3 Yellow Paint Colors Later... Still Not Gold!
by Laura
(Grand Haven, MI)
Dining room walls before painting
Blank canvas walls 2 paint colors ago
I love my living room wall paint color
My living room adjoins dining room
Dilemma:
I painted my living room a brown color, "Peanut Butter" from the Home Depot, and I love it! In the photos, it kinda looks greenish, but in person it's not.
I put up draperies of browns and muted gold with gold sheers and scarf.
I love that room. But it adjoins the dining room, which I envisioned a beautiful golden "straw" color. Not yellow, and not green/gold. But 3 colors later... still not Gold.
I started with "Refreshing Mimosa", and finished with "Palomino Gold". It is okay during the day, but tonight it's somewhere between tangerine and peach, and it hurts me to look at it.
AAARRRGGGHHHH!!!!!!!! I don't want yellow that hurts my eyes. I don't want cream color that bores me to tears. I don't want lemons, and I don't want tangerines or peaches.

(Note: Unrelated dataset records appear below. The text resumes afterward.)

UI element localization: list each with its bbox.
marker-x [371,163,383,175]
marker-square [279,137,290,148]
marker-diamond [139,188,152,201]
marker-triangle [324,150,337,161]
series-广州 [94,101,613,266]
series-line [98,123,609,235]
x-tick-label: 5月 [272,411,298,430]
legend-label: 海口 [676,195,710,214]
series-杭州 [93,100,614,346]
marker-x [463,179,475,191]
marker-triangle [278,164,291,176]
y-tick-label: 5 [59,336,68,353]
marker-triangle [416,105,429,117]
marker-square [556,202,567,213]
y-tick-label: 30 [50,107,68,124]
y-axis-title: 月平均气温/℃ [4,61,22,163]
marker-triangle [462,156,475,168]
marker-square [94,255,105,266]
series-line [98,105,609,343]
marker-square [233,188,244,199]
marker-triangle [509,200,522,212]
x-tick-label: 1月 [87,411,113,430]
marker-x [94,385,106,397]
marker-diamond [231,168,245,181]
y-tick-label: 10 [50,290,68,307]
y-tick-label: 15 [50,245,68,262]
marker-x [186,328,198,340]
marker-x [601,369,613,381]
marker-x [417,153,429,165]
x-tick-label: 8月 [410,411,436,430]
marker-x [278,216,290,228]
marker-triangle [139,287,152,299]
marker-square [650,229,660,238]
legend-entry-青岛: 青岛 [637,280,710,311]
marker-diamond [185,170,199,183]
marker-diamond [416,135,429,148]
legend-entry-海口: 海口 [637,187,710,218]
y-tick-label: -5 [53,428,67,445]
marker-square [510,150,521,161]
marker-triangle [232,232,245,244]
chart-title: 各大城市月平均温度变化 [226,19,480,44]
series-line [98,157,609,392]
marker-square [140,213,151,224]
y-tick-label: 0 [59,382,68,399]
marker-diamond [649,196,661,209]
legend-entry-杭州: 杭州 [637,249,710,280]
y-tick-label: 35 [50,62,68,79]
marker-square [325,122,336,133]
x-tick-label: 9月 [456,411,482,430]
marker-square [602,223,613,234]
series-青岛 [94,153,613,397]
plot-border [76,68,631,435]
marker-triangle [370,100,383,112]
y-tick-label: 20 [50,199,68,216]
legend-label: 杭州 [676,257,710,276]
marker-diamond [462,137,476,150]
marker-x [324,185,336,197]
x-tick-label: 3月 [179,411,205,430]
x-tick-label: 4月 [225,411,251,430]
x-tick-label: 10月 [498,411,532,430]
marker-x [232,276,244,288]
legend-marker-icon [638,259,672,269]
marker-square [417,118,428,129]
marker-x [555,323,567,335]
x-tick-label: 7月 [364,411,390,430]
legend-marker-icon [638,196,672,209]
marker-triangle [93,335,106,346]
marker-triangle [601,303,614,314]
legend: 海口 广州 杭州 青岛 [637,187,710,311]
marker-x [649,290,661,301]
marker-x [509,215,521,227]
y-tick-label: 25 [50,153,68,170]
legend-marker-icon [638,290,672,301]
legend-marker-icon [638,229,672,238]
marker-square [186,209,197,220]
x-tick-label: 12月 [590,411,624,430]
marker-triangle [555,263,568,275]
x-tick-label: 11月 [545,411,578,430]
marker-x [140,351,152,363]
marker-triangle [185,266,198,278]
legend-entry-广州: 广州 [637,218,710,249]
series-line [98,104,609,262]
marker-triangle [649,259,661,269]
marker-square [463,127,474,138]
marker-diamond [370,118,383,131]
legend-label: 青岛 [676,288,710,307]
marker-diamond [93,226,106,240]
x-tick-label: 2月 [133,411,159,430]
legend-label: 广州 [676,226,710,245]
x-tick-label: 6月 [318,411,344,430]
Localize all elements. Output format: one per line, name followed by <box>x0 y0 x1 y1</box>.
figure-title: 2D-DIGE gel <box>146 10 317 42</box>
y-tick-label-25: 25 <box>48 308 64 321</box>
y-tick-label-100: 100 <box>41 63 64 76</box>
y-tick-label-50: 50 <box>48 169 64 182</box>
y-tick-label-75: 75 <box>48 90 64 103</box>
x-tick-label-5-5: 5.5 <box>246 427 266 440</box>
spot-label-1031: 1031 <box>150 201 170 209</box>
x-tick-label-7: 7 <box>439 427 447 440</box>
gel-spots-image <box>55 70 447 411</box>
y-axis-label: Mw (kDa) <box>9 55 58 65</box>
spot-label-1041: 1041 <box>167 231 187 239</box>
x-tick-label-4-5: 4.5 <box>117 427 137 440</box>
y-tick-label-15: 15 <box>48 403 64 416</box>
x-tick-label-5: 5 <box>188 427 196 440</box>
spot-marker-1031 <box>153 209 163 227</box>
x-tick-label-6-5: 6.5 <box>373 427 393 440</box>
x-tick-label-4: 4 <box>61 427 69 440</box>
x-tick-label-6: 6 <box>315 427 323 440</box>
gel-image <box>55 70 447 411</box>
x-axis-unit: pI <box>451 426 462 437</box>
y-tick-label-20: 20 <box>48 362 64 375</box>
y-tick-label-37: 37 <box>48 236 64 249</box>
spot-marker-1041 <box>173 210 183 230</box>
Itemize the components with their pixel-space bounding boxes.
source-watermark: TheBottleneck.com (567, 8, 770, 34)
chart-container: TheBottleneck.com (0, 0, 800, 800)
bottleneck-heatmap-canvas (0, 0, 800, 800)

I want the color of straw or hay, a gold that's beautiful in the morning sun that shines into my dining room through the slider, but it still has to look good in artificial light (we have incandescent bulbs in the ceiling fan light fixture, and fluorescent light coming from the kitchen).
Help? Critique:
Laura, golds/yellows can be very tricky to get right. All paint colors intensify on the walls, but
yellows especially so - and the
pretty paint chip you like often turns out to be pretty crazy once the room is painted.
For this reason, when you want a calm, muted yellow that is easy to live with, you want to select from the shades that look almost
beige or
tan on the chip.
Now, you asked for a straw yellow for your dining room, and while it's subject to interpretation, I can find quite a few shades in any
paint deck that look like the color of straw.
For example,
Straw Hat 270 from
Benjamin Moore:
Or
Golden Garden 221 (same deck):
But there is not much point in trying to find that perfect straw shade in a paint deck when the
lighting conditions in your home
affect the color so much (as you've seen for yourself).
In other words, the
color you are looking for may look nothing like straw on a chip, yet in your home's lighting it will be just what you want.

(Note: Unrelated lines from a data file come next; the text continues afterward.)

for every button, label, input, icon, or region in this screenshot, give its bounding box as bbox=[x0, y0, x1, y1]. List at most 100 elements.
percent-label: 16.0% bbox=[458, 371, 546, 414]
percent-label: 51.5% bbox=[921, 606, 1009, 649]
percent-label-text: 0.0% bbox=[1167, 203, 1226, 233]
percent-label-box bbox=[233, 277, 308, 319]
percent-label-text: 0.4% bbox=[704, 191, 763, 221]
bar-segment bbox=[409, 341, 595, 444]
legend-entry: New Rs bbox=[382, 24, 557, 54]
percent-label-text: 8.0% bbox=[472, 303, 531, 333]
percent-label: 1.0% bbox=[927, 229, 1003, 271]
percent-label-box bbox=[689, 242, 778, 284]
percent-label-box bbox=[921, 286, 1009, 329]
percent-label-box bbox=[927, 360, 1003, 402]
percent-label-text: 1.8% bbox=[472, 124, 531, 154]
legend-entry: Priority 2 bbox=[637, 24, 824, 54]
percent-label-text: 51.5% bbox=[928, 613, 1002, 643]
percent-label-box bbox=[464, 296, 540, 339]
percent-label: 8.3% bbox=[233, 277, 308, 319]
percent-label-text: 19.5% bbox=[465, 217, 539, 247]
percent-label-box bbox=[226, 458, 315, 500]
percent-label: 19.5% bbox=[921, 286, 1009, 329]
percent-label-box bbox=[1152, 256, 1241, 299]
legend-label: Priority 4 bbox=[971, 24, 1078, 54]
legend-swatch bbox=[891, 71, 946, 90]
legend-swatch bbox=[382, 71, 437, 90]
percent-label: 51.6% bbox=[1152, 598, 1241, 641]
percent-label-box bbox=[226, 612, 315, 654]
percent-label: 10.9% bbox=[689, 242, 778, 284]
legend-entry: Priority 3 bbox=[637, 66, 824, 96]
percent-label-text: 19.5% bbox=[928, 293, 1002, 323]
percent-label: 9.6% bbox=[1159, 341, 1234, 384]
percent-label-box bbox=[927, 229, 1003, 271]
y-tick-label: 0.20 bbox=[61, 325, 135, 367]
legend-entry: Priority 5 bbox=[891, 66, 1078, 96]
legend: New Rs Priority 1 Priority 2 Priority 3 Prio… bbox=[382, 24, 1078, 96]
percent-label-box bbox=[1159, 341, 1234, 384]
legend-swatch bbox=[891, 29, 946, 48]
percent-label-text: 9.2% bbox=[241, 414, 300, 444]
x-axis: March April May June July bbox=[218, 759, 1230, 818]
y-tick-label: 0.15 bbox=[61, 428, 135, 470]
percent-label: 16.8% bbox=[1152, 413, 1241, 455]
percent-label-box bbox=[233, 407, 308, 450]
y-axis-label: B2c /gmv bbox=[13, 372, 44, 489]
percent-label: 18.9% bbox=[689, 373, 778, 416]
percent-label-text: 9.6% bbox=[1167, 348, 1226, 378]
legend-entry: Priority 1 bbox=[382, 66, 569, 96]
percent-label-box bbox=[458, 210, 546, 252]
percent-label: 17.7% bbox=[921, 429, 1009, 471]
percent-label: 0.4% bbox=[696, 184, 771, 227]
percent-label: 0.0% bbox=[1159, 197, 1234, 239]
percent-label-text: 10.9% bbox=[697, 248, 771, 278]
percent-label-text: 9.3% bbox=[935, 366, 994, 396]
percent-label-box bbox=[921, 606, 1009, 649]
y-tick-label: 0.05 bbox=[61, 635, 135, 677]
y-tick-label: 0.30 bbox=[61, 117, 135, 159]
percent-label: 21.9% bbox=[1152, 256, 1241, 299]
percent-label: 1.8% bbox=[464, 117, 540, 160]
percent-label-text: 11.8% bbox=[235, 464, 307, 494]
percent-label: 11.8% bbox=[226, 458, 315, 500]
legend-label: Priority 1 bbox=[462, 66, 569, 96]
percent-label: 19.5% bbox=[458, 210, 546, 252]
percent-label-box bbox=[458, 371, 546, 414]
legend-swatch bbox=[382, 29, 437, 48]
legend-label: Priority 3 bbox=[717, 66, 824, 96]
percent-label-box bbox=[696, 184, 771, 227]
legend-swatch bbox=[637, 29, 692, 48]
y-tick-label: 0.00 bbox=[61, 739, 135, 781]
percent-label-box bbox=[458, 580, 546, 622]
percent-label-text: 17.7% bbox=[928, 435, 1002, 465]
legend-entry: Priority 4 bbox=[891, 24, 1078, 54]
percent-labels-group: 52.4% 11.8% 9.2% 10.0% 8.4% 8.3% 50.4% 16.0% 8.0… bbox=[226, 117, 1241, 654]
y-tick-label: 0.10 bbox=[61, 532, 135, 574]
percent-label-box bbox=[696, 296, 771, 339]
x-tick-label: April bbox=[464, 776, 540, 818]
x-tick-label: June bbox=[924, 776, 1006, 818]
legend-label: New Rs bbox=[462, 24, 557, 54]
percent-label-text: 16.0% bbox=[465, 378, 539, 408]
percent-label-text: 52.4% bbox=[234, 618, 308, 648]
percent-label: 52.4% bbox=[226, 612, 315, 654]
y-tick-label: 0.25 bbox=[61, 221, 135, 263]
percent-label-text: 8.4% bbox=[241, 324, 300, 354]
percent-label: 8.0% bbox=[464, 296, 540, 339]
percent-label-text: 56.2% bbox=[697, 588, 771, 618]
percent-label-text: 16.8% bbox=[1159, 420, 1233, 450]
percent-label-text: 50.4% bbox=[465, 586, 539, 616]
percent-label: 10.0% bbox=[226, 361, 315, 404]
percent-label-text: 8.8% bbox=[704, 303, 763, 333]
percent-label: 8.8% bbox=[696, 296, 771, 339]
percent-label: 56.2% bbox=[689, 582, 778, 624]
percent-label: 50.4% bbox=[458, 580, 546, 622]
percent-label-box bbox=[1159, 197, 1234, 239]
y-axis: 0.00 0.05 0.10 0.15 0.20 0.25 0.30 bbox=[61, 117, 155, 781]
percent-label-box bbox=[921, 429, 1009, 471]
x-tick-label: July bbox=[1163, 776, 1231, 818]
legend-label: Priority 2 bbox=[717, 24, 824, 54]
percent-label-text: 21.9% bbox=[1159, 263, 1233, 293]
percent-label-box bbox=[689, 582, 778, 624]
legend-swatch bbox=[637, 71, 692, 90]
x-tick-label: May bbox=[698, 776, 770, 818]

You should know that fluorescent lights cast a greenish tinge, so if a paint color looks good everywhere else and greenish where the fluorescent light is, that could be part of your problem.

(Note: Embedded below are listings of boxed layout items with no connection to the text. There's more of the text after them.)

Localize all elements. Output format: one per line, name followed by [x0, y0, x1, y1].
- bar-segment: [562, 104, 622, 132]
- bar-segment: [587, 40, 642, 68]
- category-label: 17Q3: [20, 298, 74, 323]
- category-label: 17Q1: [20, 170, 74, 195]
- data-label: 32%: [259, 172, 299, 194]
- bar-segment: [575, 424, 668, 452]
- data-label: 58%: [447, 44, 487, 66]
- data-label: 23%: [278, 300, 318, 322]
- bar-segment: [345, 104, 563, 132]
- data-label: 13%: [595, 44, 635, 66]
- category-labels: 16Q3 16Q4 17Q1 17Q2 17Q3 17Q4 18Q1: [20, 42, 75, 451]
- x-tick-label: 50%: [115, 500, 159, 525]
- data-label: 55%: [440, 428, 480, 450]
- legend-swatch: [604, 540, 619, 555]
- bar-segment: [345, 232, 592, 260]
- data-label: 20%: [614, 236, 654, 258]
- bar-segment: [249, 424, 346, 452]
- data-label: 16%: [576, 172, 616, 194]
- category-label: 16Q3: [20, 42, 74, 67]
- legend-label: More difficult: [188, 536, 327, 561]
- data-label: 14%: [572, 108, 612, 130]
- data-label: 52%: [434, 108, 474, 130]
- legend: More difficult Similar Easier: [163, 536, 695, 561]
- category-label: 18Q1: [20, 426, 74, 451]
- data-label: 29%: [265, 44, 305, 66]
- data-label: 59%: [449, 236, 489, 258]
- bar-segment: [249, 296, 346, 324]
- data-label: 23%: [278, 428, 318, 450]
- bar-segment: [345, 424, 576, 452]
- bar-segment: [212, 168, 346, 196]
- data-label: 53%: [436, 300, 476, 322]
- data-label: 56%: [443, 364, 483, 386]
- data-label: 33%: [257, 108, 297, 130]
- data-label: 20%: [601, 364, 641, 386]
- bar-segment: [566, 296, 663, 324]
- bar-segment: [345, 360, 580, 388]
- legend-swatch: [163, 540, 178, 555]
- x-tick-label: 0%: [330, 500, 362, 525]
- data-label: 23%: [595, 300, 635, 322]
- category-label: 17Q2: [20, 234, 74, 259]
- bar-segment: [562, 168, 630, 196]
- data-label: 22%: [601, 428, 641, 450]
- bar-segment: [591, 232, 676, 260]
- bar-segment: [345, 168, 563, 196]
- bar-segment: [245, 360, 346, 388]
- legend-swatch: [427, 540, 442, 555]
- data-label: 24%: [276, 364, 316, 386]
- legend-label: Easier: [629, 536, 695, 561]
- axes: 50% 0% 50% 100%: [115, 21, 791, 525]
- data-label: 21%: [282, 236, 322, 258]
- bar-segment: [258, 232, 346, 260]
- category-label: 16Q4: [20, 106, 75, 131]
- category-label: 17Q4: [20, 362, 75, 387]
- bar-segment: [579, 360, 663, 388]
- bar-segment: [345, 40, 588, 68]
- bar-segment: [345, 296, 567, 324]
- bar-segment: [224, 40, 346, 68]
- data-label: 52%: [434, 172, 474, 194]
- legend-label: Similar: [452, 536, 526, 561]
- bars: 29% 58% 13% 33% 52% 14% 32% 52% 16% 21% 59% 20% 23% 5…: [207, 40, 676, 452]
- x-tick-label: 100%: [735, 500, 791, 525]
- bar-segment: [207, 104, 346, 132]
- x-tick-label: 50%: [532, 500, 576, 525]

Just the same, incandescent bulbs give off a yellow light and make
warm colors look even warmer.
Depending on the geographical direction your dining room is facing, the light coming through the slide doors during the day can also add a
blue,
green or
orange to the wall color.
And even the greenery you have outside can reflect back into the room and make a yellow look greenish.
So the only way to really know how a yellow will read on your walls is by
testing it.
Also, what are you painting over? The current wall color can make it difficult to judge a new sample if you
paint it right on the walls.
So when you do a
paint sample, do it on a
poster board for an accurate color test.
Fold the
painted poster board into a corner to give you a better idea of the way the color reflects off itself. Move it around the room to see how it looks on different walls and in different lighting.
And if the color doesn't work, you can try changing the light bulbs and see if that helps. You can also
tweak the paint color based on your test, and try to counteract the effect of the natural light (for example, by choosing a cooler shade than you think you want - if the room faces West and the light adds orange).
But in the end, you may still have to compromise somewhere because your wall color will constantly keep changing in different lighting conditions - and that's the beauty of color (but also the problem with it).
So just decide when it's most important for you to love the color in the room (morning, afternoon or evening) and settle on that.